Now, let’s talk about the prose. Yes, it’s dense. Some readers called it “word salad,” and they’re not entirely wrong, but they’re missing the point. This isn’t the kind of dark academia that feels like slogging through a thesaurus for sport. It’s more like being dropped into a gothic fever dream where the language itself is part of the atmosphere. You either lean into the lush, labyrinthine sentences or let them wash over you and trust that the emotional and thematic current will carry you where you need to go. And it does.

The story is a mash-up of dark academia and cosmic horror. The opening chapters feel like a vocabulary test wrapped in dread, but it fits. Cosmic horror isn’t about jump scares or gore for gore’s sake; it’s about the creeping realization that we are small, fragile things in a universe that doesn’t care if we understand it. Khaw nails that existential unease. The horror here is psychological, philosophical, and deeply unsettling. It’s the kind of book that makes you question what’s real, what’s knowable, and whether knowing is even safe.
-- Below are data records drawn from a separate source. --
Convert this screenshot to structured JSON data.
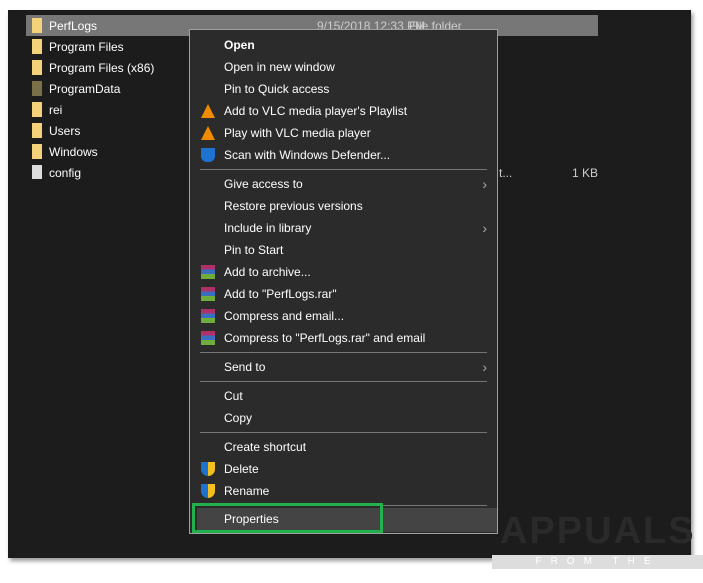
{
  "files": [
    {
      "name": "PerfLogs",
      "date": "9/15/2018 12:33 PM",
      "type": "File folder",
      "icon": "folder",
      "selected": true
    },
    {
      "name": "Program Files",
      "icon": "folder"
    },
    {
      "name": "Program Files (x86)",
      "icon": "folder"
    },
    {
      "name": "ProgramData",
      "icon": "folder-hidden"
    },
    {
      "name": "rei",
      "icon": "folder"
    },
    {
      "name": "Users",
      "icon": "folder"
    },
    {
      "name": "Windows",
      "icon": "folder"
    },
    {
      "name": "config",
      "type": "t...",
      "size": "1 KB",
      "icon": "config-file"
    }
  ],
  "menu": {
    "open": "Open",
    "open_new": "Open in new window",
    "pin_quick": "Pin to Quick access",
    "vlc_add": "Add to VLC media player's Playlist",
    "vlc_play": "Play with VLC media player",
    "defender": "Scan with Windows Defender...",
    "give_access": "Give access to",
    "restore": "Restore previous versions",
    "include": "Include in library",
    "pin_start": "Pin to Start",
    "add_archive": "Add to archive...",
    "add_rar": "Add to \"PerfLogs.rar\"",
    "compress_email": "Compress and email...",
    "compress_rar_email": "Compress to \"PerfLogs.rar\" and email",
    "send_to": "Send to",
    "cut": "Cut",
    "copy": "Copy",
    "create_shortcut": "Create shortcut",
    "delete": "Delete",
    "rename": "Rename",
    "properties": "Properties"
  },
  "watermark": {
    "brand": "APPUALS",
    "tagline": "FROM THE EXPERTS!"
  }
}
Plot-wise, it’s a non-linear descent. Told in fragments, before and during the final days at Hellebore. You’ll find yourself flipping back, second-guessing what you thought you knew, and wondering who exactly is speaking. I got so caught up in the plot that I missed some of the character nuance on the first pass. Alessa Li stood out, but the rest? I’ll need a second read to untangle their threads. It reminded me of watching The Sixth Sense with that eerie feeling that something’s been hiding in plain sight all along.

And yes, it’s horror. Real horror. Not the kind that makes you say “well, that was interesting” and move on. This one’s gruesome, gory, and weirdly funny in places. It’s quotable, thought-provoking, and not something I’d recommend reading alone at night unless you enjoy being unsettled.
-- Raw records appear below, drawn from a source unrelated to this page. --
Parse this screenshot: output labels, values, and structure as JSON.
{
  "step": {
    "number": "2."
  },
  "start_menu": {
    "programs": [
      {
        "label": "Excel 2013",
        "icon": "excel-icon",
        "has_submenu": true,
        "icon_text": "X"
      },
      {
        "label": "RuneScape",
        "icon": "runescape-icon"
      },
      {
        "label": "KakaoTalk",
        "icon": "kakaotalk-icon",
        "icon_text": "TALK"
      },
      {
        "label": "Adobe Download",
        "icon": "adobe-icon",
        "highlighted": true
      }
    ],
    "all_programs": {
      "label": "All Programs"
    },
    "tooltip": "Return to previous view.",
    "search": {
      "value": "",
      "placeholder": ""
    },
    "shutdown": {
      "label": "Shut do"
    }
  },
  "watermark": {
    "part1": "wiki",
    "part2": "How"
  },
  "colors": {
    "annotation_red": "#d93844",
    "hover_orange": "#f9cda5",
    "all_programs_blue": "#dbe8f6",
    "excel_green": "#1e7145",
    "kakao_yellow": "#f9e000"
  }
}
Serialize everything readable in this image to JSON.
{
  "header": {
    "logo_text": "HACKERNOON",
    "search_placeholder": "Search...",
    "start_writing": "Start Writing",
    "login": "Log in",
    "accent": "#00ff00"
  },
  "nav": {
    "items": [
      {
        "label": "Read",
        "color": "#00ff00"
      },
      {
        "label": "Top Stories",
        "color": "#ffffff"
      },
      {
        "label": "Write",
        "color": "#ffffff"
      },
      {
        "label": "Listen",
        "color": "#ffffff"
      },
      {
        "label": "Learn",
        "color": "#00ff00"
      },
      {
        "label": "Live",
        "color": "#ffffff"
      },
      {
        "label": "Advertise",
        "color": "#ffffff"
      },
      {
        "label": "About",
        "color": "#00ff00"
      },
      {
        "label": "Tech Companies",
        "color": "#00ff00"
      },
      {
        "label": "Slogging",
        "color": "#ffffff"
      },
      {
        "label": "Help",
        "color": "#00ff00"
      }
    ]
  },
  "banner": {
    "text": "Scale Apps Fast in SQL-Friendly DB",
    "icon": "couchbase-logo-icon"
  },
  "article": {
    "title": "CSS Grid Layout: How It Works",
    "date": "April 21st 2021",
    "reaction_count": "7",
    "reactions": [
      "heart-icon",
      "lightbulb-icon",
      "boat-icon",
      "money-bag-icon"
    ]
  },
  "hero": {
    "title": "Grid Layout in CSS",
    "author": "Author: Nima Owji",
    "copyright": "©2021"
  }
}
Cassandra Khaw is new to me, and wow, she did not hold back. I’d never even heard of cosmic horror before this, and now I’m wondering what other literary spaces I’ve been avoiding. Will I read more of her work? Eventually. But first, I need to recover from this one.
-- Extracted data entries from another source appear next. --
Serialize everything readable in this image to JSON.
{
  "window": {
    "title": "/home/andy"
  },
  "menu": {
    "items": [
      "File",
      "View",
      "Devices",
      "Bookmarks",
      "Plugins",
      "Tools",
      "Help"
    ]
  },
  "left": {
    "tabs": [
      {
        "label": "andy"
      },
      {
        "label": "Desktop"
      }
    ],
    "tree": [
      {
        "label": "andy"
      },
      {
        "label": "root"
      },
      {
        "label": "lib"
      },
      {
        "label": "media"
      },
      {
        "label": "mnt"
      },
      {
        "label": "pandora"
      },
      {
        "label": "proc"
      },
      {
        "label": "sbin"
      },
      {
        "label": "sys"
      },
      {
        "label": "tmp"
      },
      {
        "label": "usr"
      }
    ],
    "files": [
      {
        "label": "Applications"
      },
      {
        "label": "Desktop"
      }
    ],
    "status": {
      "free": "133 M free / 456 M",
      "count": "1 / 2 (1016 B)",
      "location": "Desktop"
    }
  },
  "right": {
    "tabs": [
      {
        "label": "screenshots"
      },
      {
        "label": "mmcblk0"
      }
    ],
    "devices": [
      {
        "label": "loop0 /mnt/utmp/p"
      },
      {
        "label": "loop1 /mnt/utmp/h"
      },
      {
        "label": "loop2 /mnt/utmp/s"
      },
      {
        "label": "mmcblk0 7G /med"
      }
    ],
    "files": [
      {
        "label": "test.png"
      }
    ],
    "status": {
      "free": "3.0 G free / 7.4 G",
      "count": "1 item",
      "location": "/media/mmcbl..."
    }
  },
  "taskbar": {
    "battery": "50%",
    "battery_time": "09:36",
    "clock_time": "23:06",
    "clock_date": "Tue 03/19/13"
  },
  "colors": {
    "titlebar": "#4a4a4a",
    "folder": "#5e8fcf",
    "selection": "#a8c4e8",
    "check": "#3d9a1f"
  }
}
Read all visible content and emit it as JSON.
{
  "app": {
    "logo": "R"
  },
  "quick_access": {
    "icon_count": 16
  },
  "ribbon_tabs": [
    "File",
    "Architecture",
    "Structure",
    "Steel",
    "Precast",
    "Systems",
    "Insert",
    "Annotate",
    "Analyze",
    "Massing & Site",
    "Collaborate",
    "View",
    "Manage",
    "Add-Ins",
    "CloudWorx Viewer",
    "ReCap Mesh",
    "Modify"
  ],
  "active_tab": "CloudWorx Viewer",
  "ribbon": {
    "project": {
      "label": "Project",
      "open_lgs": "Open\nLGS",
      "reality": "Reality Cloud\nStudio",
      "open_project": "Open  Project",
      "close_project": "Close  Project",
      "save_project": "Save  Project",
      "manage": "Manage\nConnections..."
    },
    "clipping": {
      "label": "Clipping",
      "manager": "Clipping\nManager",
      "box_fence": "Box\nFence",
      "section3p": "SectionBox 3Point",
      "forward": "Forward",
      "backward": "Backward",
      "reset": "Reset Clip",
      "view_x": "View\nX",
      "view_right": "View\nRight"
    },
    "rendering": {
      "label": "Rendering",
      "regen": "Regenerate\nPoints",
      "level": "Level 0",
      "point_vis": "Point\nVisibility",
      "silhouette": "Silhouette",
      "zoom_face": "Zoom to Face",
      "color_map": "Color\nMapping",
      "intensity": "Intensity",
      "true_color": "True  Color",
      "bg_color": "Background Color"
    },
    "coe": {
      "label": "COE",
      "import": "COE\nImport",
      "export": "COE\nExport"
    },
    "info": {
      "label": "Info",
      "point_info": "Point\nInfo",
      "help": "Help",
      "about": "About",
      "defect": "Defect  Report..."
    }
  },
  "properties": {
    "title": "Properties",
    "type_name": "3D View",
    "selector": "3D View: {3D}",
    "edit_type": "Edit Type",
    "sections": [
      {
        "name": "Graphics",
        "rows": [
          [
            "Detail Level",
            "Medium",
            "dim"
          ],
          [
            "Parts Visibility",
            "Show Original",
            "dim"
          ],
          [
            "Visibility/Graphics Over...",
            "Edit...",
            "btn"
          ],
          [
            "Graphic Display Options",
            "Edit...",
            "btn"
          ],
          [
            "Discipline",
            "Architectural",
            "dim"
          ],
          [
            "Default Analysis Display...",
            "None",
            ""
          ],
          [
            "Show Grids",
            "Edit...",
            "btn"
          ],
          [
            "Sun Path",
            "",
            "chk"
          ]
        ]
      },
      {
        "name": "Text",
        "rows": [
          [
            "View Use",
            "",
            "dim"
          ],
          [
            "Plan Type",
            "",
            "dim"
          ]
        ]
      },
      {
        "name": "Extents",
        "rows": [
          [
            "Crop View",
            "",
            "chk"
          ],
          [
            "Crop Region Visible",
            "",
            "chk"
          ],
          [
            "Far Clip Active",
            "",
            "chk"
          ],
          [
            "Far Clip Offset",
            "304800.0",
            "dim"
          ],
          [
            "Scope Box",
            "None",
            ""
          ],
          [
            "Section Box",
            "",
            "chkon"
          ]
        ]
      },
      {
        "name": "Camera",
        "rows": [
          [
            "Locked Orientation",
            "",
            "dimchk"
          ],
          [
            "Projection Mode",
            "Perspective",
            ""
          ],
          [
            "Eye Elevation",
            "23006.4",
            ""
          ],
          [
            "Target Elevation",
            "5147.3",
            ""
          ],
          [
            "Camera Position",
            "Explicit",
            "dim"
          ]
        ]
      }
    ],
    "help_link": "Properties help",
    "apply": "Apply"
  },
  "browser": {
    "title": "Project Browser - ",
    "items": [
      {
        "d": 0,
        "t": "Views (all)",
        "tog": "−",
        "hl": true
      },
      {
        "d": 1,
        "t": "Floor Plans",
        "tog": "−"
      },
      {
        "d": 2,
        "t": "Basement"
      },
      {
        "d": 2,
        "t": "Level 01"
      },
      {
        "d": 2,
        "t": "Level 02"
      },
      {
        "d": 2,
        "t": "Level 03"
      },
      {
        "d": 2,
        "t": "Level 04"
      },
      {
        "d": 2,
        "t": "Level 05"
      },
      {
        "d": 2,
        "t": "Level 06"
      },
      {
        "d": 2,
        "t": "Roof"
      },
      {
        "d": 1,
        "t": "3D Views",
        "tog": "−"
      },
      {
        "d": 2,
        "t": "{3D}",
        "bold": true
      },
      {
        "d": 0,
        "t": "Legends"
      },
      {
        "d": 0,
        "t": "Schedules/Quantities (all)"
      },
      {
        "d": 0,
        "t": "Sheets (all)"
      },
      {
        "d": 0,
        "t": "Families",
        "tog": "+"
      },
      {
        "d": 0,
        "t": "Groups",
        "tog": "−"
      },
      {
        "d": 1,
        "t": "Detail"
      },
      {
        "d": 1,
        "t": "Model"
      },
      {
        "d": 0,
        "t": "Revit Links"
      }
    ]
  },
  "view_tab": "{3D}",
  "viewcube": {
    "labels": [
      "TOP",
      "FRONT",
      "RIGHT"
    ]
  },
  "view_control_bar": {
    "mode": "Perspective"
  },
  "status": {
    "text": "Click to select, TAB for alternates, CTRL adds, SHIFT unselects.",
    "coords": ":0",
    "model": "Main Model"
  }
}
Monday, September 29, 2025

Dead Line

Title:
Dead Line
Author: Marc Cameron
Published: July 29, 2025 by Kensington
Format: Kindle, Hardcover, 336 Pages
Genre: Police Procedural
Source: My thanks to Netgalley and the Publisher for the opportunity to read an advanced copy of this book.
Series: Arliss Cutter #7

Blurb: Deputy U.S. Marshals Arliss Cutter and Lola Teariki are at frozen Cheney Lake, finally nearing their prey. He’s Butch Pritchard, a killer-for-hire as ruthless as the Anchorage wind, and wanted for the murder of a 25-year-old pregnant woman in Missouri. A cruel hit orchestrated by the victim’s husband, Royce Decker, a former member of the St. Louis Metro PD and on the run too. As quickly as Butch is in the marshals’ sight he disappears, abandoning a bear of a partner who’s terrified for his life. But it isn’t Butch or Royce he’s afraid of.

If it isn’t those two outlaws, then who? And why? Right now, the creep in custody has gone silent and Arliss and Lola soon realize there’s more to this manhunt than they ever imagined. To see it through to the end they’ll have to find Butch first, then close on the cold-blooded husband. There is one lead to go on: a woman Butch has been involved with. His number one. She’s ready to talk. Even as scared to death as she is. When Arliss and Lola suddenly face an all-new case linked to this one, they’ll find out what everyone is so afraid of. And how many ways things could still go terribly wrong.

My Opinion: When a thriller opens with four Kindle pages of character names and descriptions, and the entire book is under 350 pages, you know you're in for a ride. For me, that kind of front-loading signals trouble and too much concentration on who is who instead of focusing on plotting.

By the 25% mark, I found myself double-checking the series order, convinced I’d accidentally reread an earlier installment. I was sure that I had read this before. I was getting the rinse and repeat feeling. The pacing felt off, the energy flat. Gone was the dry humor that usually threads Cutter’s dialogue. Instead, we got descriptions about past characters and relationships. This is book seven. Readers who’ve made it this far don’t need a recap. They need momentum.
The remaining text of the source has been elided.